Si tratta della più importante collezione di arte occidentale in Asia che oggi vale tra i tre e i cinque miliardi di dollari. Quelle centinaia di opere sono un fardello troppo grande da sopportare, dal momento che rappresentano l’ambizione irrefrenabile del ricchissimo Scià di Persia e della sua terza moglie, Farah Diba, la donna di vent’anni più giovane madre dei suoi quattro figli. Dietro quell’opulenza si nasconde infatti la debolezza, neanche troppo inconsapevole, di scimmiottare gli Stati Uniti perfino sul profilo culturale. I detrattori della coppia imperiale non hanno mai risparmiato le critiche per il lusso ostentato anche durante gli incontri con il presidente Kennedy e la moglie Jackie. Meglio mettere tutto sotto chiave, in attesa di tempi migliori e trasformare l’edificio che per le forme rievoca il Guggenheim di New York disegnato Kamran Diba, cugino di Farah Diba, in un memoriale dedicato ai martiri della rivoluzione e della guerra Iran-Irak. Meglio dimenticare gli anni in cui Teheran era una città aperta, dove soggiornavano artisti come Andy Warhol che realizzò il celebre ritratto di Farah Diba, l’unica opera distrutta dai rivoluzionari. La preziosa collezione è stata esposta interamente solo tra il 1977 e il 1979 a Teheran. D’altronde come si potevano lasciare sotto gli occhi del pubblico capolavori così provocatori? Uno su tutti è il trittico di Francis Bacon Two figures lying on a bed with attendants che rappresenta due uomini nudi sul letto. L’opera è stata prestata una sola volta alla Tate Gallery di Londra nel 2003. Il giurista svizzero con i suoi racconti dell’epoca fornisce un altro elemento chiave per capire la storia di questa collezione: “Dopo la rivoluzione il Paese si è svuotato, gli stranieri sono scappati. Gli unici che hanno continuato a lavorare sono stati gli italiani”. Questa dichiarazione è il trait d’union con gli avvenimenti dei giorni nostri.

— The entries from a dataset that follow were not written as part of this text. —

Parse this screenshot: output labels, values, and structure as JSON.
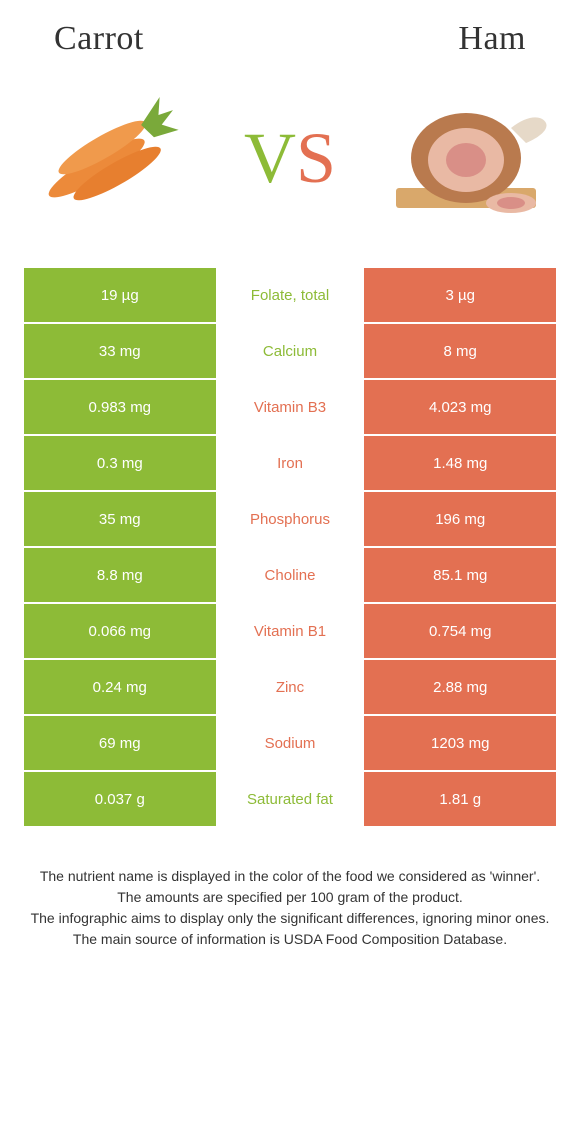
{
  "titles": {
    "left": "Carrot",
    "right": "Ham"
  },
  "vs": {
    "v": "V",
    "s": "S"
  },
  "colors": {
    "carrot": "#8dbb37",
    "ham": "#e37052",
    "mid_bg": "#ffffff",
    "text_white": "#ffffff"
  },
  "rows": [
    {
      "left": "19 µg",
      "label": "Folate, total",
      "right": "3 µg",
      "winner": "carrot"
    },
    {
      "left": "33 mg",
      "label": "Calcium",
      "right": "8 mg",
      "winner": "carrot"
    },
    {
      "left": "0.983 mg",
      "label": "Vitamin B3",
      "right": "4.023 mg",
      "winner": "ham"
    },
    {
      "left": "0.3 mg",
      "label": "Iron",
      "right": "1.48 mg",
      "winner": "ham"
    },
    {
      "left": "35 mg",
      "label": "Phosphorus",
      "right": "196 mg",
      "winner": "ham"
    },
    {
      "left": "8.8 mg",
      "label": "Choline",
      "right": "85.1 mg",
      "winner": "ham"
    },
    {
      "left": "0.066 mg",
      "label": "Vitamin B1",
      "right": "0.754 mg",
      "winner": "ham"
    },
    {
      "left": "0.24 mg",
      "label": "Zinc",
      "right": "2.88 mg",
      "winner": "ham"
    },
    {
      "left": "69 mg",
      "label": "Sodium",
      "right": "1203 mg",
      "winner": "ham"
    },
    {
      "left": "0.037 g",
      "label": "Saturated fat",
      "right": "1.81 g",
      "winner": "carrot"
    }
  ],
  "footnotes": [
    "The nutrient name is displayed in the color of the food we considered as 'winner'.",
    "The amounts are specified per 100 gram of the product.",
    "The infographic aims to display only the significant differences, ignoring minor ones.",
    "The main source of information is USDA Food Composition Database."
  ]
}
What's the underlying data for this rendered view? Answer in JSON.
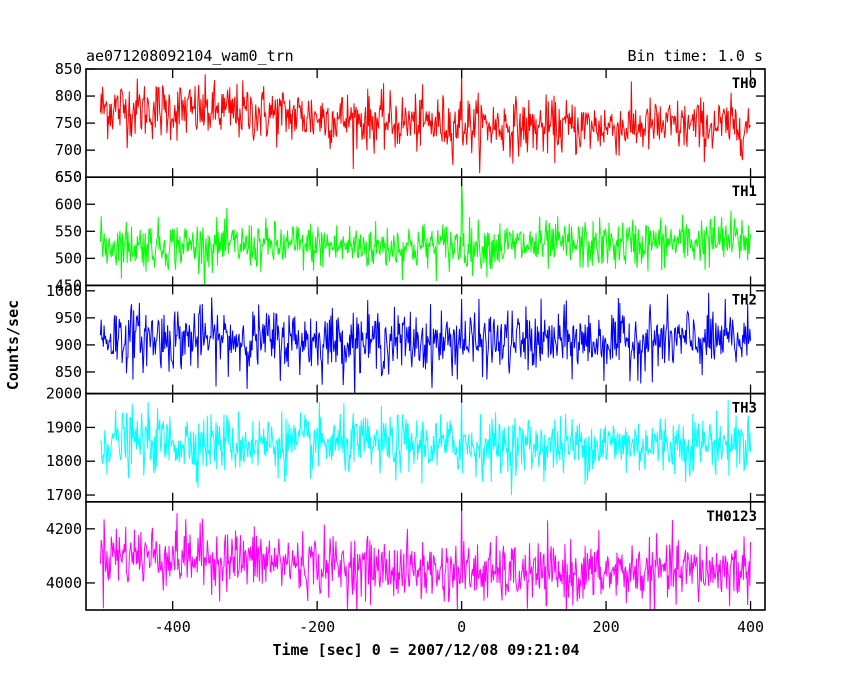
{
  "header": {
    "title": "ae071208092104_wam0_trn",
    "bin_time": "Bin time: 1.0 s"
  },
  "chart_data": {
    "type": "line",
    "xlabel": "Time [sec] 0 = 2007/12/08 09:21:04",
    "ylabel": "Counts/sec",
    "xlim": [
      -520,
      420
    ],
    "x_ticks": [
      -400,
      -200,
      0,
      200,
      400
    ],
    "x_range_data": [
      -500,
      400
    ],
    "bin_time_s": 1.0,
    "panels": [
      {
        "name": "TH0",
        "color": "#ff0000",
        "ylim": [
          650,
          850
        ],
        "y_ticks": [
          650,
          700,
          750,
          800,
          850
        ],
        "segments": [
          {
            "x": -500,
            "mean": 778,
            "sd": 28
          },
          {
            "x": -300,
            "mean": 770,
            "sd": 27
          },
          {
            "x": -100,
            "mean": 752,
            "sd": 26
          },
          {
            "x": 100,
            "mean": 742,
            "sd": 26
          },
          {
            "x": 400,
            "mean": 745,
            "sd": 25
          }
        ],
        "spikes": [
          {
            "x": 0,
            "value": 850
          }
        ]
      },
      {
        "name": "TH1",
        "color": "#00ff00",
        "ylim": [
          450,
          650
        ],
        "y_ticks": [
          450,
          500,
          550,
          600,
          650
        ],
        "segments": [
          {
            "x": -500,
            "mean": 525,
            "sd": 22
          },
          {
            "x": -100,
            "mean": 522,
            "sd": 22
          },
          {
            "x": 200,
            "mean": 525,
            "sd": 23
          },
          {
            "x": 400,
            "mean": 535,
            "sd": 24
          }
        ],
        "spikes": [
          {
            "x": 0,
            "value": 650
          },
          {
            "x": 1,
            "value": 610
          }
        ]
      },
      {
        "name": "TH2",
        "color": "#0000ff",
        "ylim": [
          810,
          1010
        ],
        "y_ticks": [
          850,
          900,
          950,
          1000
        ],
        "segments": [
          {
            "x": -500,
            "mean": 915,
            "sd": 30
          },
          {
            "x": -300,
            "mean": 910,
            "sd": 29
          },
          {
            "x": 0,
            "mean": 905,
            "sd": 29
          },
          {
            "x": 400,
            "mean": 908,
            "sd": 30
          }
        ],
        "spikes": [
          {
            "x": 0,
            "value": 985
          }
        ]
      },
      {
        "name": "TH3",
        "color": "#00ffff",
        "ylim": [
          1680,
          2000
        ],
        "y_ticks": [
          1700,
          1800,
          1900,
          2000
        ],
        "segments": [
          {
            "x": -500,
            "mean": 1860,
            "sd": 45
          },
          {
            "x": -200,
            "mean": 1850,
            "sd": 44
          },
          {
            "x": 100,
            "mean": 1845,
            "sd": 44
          },
          {
            "x": 400,
            "mean": 1855,
            "sd": 45
          }
        ],
        "spikes": [
          {
            "x": 0,
            "value": 1985
          }
        ]
      },
      {
        "name": "TH0123",
        "color": "#ff00ff",
        "ylim": [
          3900,
          4300
        ],
        "y_ticks": [
          4000,
          4200
        ],
        "segments": [
          {
            "x": -500,
            "mean": 4110,
            "sd": 60
          },
          {
            "x": -300,
            "mean": 4085,
            "sd": 58
          },
          {
            "x": -100,
            "mean": 4050,
            "sd": 56
          },
          {
            "x": 100,
            "mean": 4030,
            "sd": 56
          },
          {
            "x": 400,
            "mean": 4050,
            "sd": 58
          }
        ],
        "spikes": [
          {
            "x": 0,
            "value": 4300
          }
        ]
      }
    ]
  }
}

L’anno scorso infatti, la Fondazione MAXXI di Roma presieduta da Giovanna Melandri ha siglato un protocollo di intesa con il governo iraniano per avere in prestito trenta dei più importanti capolavori della collezione. Si tratta di un evento eccezionale, è la prima volta che un gruppo così corposo di opere viene esposto all’estero. Contestualmente, saranno mostrati anche trenta esemplari della stessa collezione realizzati dai protagonisti dell’arte moderna e contemporanea iraniana. La mostra avrà una prima tappa alla Gemäldegalerie di Berlino (4 dicembre 2016 – 5 marzo 2017) per poi approdare al MAXXI (31 marzo – 27 agosto 2017). Tra le opere da non perdere il No. 2 (Yellow Center) di Mark Rothko del 1954, che fa parte della serie “Color Field Painting”, i dipinti di grandi dimensioni realizzati dal maestro dell’astrattismo americano, e poi Le Peintre et son modèle del 1927 di Pablo Picasso, considerato tra i dipinti più importanti dell’artista spagnolo, e l’esotica Nature Morte à l’estampe japonaise del 1889 di Paul Gauguin. Il prezioso Histoire Naturelle del 1923 di Max Ernst, che riflette le influenze del movimento surrealista sull’artista tedesco, e due lavori di Andy Warhol: Suicide (Purle Jumping Man) del 1965 e American Indian Series del 1976. Tensions Claires di Wassily Kandinsky del 1937, insieme a due opere di Francis Bacon: oltre a Two Figures Lying on a Bed with Attendants, la grande tela Reclining Man with Sculptures. Infine, l’importante Mural on Indian Red Ground di Jackson Pollock. Farah Diba amava anche gli artisti italiani, e insieme a una scultura di Arnaldo Pomodoro aveva in collezione uno dei famosi specchi di Michelangelo Pistoletto, Green Curtain del 1967.